As A says this is doable but we are all different. I know if people losing nails during Taxol but to prevent this paint nails dark shade as this helps.
I couldn't work during treatment as I was just too ill. That said in I'm my late 50s and that may account for that. I was extremely well before diagnosis and it came as real shock so one can look and feel well but have cancer.
maybe you could set out a plan A and plan B with employer. Your GP will sign you off sick if you can't go to work and remember Doctors receptions are full of sick people with bug. So insist you wait in a private area or ask for first appoint of day.
some people sail thrust and some don't. This will not affect your outcome but you and those around you need to understand things can change suddenly if you get unwell.
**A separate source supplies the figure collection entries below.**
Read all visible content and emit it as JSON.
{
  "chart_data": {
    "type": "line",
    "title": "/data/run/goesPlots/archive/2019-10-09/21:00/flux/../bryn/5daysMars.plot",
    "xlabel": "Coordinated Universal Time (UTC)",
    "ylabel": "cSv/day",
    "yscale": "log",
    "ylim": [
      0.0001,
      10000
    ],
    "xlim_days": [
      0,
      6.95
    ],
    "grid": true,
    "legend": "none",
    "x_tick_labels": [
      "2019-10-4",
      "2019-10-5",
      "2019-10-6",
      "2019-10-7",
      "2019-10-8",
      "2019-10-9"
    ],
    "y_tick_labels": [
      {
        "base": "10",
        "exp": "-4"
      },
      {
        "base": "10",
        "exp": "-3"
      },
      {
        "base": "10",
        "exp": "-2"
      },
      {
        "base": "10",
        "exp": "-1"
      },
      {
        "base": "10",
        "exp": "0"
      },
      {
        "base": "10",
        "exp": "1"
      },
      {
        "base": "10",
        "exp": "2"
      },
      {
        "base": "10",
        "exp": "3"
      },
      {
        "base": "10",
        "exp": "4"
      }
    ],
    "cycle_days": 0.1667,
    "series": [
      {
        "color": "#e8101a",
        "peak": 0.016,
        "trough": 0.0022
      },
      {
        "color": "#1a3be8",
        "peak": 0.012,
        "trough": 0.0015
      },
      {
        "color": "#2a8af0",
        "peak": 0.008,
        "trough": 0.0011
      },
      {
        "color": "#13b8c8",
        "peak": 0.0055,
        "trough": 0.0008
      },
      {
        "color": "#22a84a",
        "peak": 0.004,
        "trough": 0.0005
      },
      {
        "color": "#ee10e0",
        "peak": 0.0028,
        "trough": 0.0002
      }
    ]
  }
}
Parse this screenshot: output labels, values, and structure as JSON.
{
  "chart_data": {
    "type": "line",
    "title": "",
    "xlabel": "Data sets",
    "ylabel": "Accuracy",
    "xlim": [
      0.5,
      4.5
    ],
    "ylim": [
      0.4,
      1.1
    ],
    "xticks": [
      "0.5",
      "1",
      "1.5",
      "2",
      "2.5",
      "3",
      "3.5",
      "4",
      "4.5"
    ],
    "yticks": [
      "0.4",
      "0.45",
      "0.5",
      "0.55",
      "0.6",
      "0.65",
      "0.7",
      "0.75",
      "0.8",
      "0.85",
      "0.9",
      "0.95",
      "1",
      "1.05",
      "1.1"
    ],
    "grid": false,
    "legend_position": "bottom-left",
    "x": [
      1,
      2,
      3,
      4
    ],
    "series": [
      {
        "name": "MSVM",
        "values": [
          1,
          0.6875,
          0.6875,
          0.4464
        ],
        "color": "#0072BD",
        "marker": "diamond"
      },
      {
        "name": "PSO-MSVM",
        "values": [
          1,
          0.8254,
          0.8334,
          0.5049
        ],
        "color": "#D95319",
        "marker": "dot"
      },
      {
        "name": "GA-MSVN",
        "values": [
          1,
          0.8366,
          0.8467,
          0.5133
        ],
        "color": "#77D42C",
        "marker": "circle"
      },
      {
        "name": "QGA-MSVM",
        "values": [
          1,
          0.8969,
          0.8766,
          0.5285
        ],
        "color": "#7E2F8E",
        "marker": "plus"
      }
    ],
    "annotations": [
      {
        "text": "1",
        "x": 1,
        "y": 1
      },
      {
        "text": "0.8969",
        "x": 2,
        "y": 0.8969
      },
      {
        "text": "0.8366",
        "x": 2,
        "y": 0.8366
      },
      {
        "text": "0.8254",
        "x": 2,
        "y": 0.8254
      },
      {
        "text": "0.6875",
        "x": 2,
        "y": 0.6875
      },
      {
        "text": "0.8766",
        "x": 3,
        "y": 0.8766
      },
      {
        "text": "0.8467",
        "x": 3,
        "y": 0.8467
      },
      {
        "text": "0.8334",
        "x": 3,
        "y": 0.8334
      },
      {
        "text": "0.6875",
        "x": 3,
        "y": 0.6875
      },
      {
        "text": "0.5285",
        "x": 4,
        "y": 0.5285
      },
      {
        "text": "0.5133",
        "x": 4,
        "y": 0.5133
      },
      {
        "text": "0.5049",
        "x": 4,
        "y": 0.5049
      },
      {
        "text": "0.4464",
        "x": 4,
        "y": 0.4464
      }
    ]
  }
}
The hospital where you are being treated should give you information about needed A&E services as you will need to skip to front of que if unwell as your immunity will be low at times. Hence my getting sepsis.
good luck with treatment. You can do this with support.
27-03-2017 03:12 AM
I was just diagnosed TNBC IDC a few days ago. I've been scared out of my mind, especially when I get to looking at stuff online about it. I'm 39 with 3 beautiful little girls, which is making it so much harder worrying about their future and how they'll be so scared when they find out. I can't stop my mind from racing around, thinking I have cancer everywhere, and that I'll be back every year for reoccurence. MRI is tomorrow. Haven't eaten or slept decently since the first doctor said, "yup, that lump feels like cancer" a few weeks ago.
I just wanted to tell you that this forum has been so helpful to just read. You are an amazing group of women that are flowing with this whole thing so well. I'm in the US, but the local forums are just freaking me out with all of the bad news. Thank you for keeping the positive attitudes going here. There are people like me who are reading this, trying to get a grasp on their new reality, and are still too afraid to step out and join a community. Please keep as much good news coming as possible. I know I'm going to need all of the positive news I can get.